FIG 4.

The Ser29 and Ser42 residues of HCV NS5B are its two major phosphorylation sites. (A) The HCV NS5B protein (570 amino acids [aa]) lacking 21 C-terminal hydrophobic amino acids is illustrated schematically. The region containing the two phosphorylation sites (Ser29 and Ser42) is expanded below the schematic to show the substituted amino acids (boldface) used in the in vitro kinase assays. (B) In vitro kinase assays were performed with wild-type (WT) NS5B and the indicated NS5B mutants as for Fig. 2B. The bottom gel shows equivalent amounts of NS5B used for the assays.

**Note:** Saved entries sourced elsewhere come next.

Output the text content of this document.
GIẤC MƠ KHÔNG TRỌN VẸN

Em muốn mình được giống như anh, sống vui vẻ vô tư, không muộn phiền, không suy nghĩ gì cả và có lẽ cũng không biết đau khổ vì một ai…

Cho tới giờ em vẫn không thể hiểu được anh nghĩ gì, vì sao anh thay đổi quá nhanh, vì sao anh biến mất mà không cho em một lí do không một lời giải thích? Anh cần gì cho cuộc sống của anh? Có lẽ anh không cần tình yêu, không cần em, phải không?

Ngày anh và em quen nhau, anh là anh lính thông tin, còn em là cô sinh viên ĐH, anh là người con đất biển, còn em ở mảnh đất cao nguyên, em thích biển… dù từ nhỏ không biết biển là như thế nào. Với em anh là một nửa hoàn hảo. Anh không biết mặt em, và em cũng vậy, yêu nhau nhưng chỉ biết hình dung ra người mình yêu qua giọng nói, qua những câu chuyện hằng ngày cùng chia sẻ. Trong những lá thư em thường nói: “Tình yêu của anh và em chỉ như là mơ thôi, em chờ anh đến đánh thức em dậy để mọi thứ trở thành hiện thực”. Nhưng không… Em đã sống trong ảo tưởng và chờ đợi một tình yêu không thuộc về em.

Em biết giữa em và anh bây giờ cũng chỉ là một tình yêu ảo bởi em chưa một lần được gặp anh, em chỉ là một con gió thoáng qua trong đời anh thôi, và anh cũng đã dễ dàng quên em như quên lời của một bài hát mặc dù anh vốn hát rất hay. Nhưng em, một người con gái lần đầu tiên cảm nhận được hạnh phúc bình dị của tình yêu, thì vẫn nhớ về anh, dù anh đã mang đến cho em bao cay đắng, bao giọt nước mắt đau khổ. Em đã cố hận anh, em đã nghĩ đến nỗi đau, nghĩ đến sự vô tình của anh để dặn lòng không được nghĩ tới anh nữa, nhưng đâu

Phosphorylated, radiolabeled NS5B signals were quantified using a phosphorimager and normalized to NS5B protein levels. The results shown below the autoradiogram represent the means ± standard deviations (SD) of three experiments, from which one representative autoradiogram is shown. (C) Huh7 cells transfected with plasmids expressing the indicated NS5B proteins were metabolically labeled with [³²P]orthophosphate. The labeled NS5B proteins were immunoprecipitated (IP), resolved by SDS-PAGE, and analyzed by autoradiography (top) or Western blot analysis (bottom). Phosphorylated-NS5B levels were quantified as for panel B. (D) Experiments similar to those shown in panel C were performed with or without silencing of PRK2 expression. Knockdown of PRK2 in cells transfected with siPRK2 was verified by Western blotting.